As was to be expected with a slower home sales pace industry wide, the first quarter of the year’s financial results for eXp World Holdings, the parent company of eXp Realty, were not as strong as a year ago. However, firm executives were still pleased with how the company performed in the face of headwinds.
“We did do a lot of cost cutting last year, but it was nice to see that even in what is historically the worst quarter of the year, we were able to have a little bit of net income, and our adjusted EBITDA was positive, so a lot of good things going on for the quarter from a top level perspective,” Glenn Sanford, the CEO and founder of eXp World Holdings and the CEO of eXp Realty, told investors and analysts on the firm’s first quarter earnings call with investors Thursday evening.
During the first quarter of 2023, eXp World Holdings recorded a 16% annual decrease in revenue to $850.6 million and a net income of $1.453 million, down from $8.864 million a year ago.
The firm’s North American Realty segment generated $837.1 million in revenue, down from $1.001 billion a year prior. This segment of the firm makes up 98% of the firm’s total revenue. On the international realty front, revenue was up 52% year over year to $10.76 million.
Executives attributed the drop in revenue to yearly decreases in both transaction count and the average selling prices.

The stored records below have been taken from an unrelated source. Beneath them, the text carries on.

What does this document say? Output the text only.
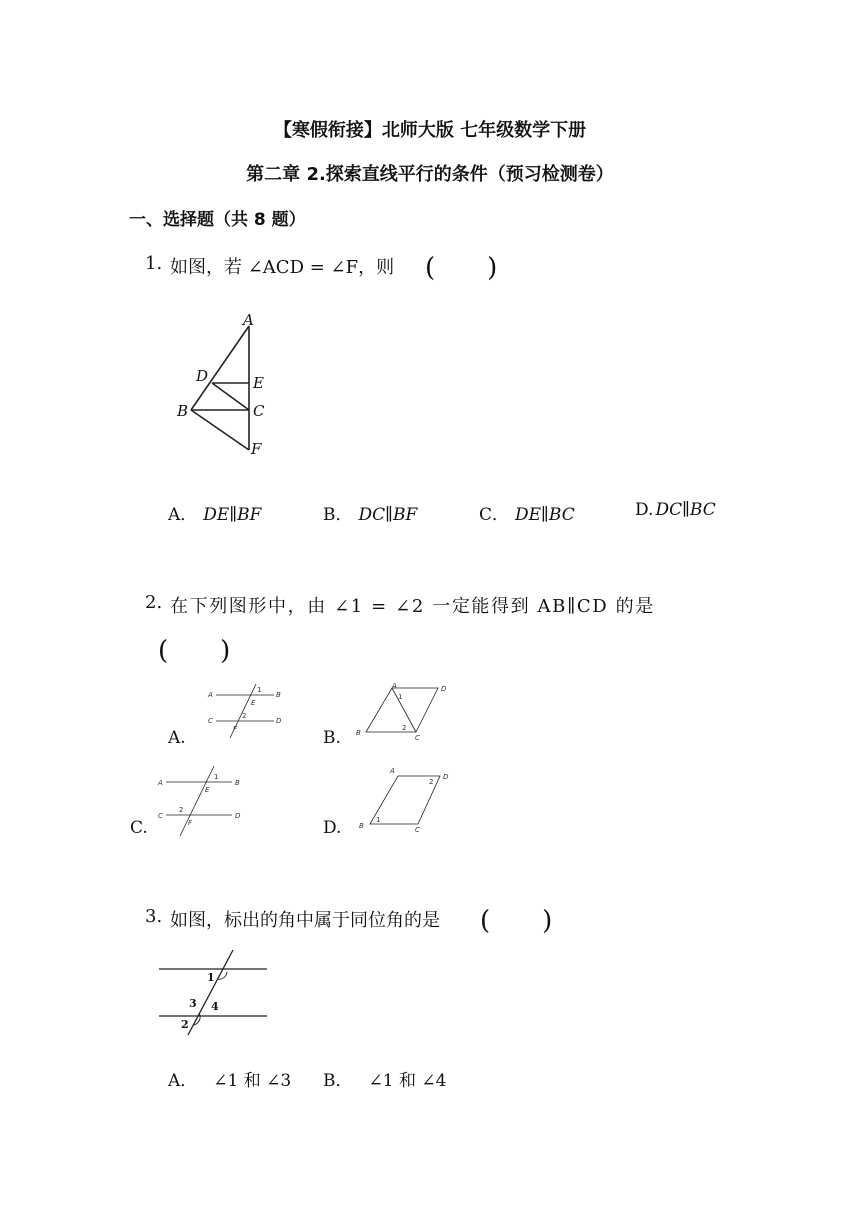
【寒假衔接】北师大版 七年级数学下册
第二章 2.探索直线平行的条件（预习检测卷）
一、选择题（共 8 题）
1. 如图，若 ∠ACD = ∠F，则 (　　)
A
D	E
B	C
F
A． DE∥BF	B． DC∥BF	C． DE∥BC	D. DC∥BC
2. 在下列图形中，由 ∠1 = ∠2 一定能得到 AB∥CD 的是
(　　)
A.
A	B
C	D
E
F
1
2
B.
A	D
B
C
1
2
C.
A	B
C	D
E
F
1
2
D.
A
D
B	C
1
2
3. 如图，标出的角中属于同位角的是 (　　)
1
3 4
2
A． ∠1 和 ∠3 B． ∠1 和 ∠4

The brokerage recorded a 10% decrease in closed transaction sides worldwide to 102,305 sides (in the U.S., the transaction count was down 16% year over year for the quarter), while global sales volume was down 20% on an annual basis to $33.2 billion.
Despite the drop in closed transaction count, Sanford was pleased that the firm’s market share in the U.S. was up to 4.1%, an 11.6% increase compared to a year ago.
“We fundamentally feel that’s going to be a continued direction we’ll see in the soft market in Q2. We will see how it compares. My guess is that industry-wide will still be down Q2, maybe Q3, but we believe that we’ll continue to grow market share. So when we come out the other side of this, we will be in great shape to reap the rewards of a much-improved market,” Sanford said.
Sanford also highlighted the brokerage’s 12% year-over-year increase in agent count to 87,000, including an 8.3% annual agent count increase in the U.S. In comparison, the National Association of Realtors (NAR) is currently reporting a 0.3% drop in agent count.
The one major announcement Sanford unveiled on the call was the launch of eXp Ventures, an internal venture fund to invest “strategic and synergistic products and services.” The firm will invest a total of $10 million per year in these projects.
Looking ahead Sanford said he is hearing less negativity from agents about the market.
“Those who were taking it on the chin last year through the summer and the fall, they have adjusted to the new normal. I believe that we are now fully into the new normal in terms of sales volumes, so now it will be more about steady growth,” Sanford said. “I think once we get into especially Q3 and Q4, we will actually start to see year-over-year growth rates, and I think agents are starting to pick that up as well.”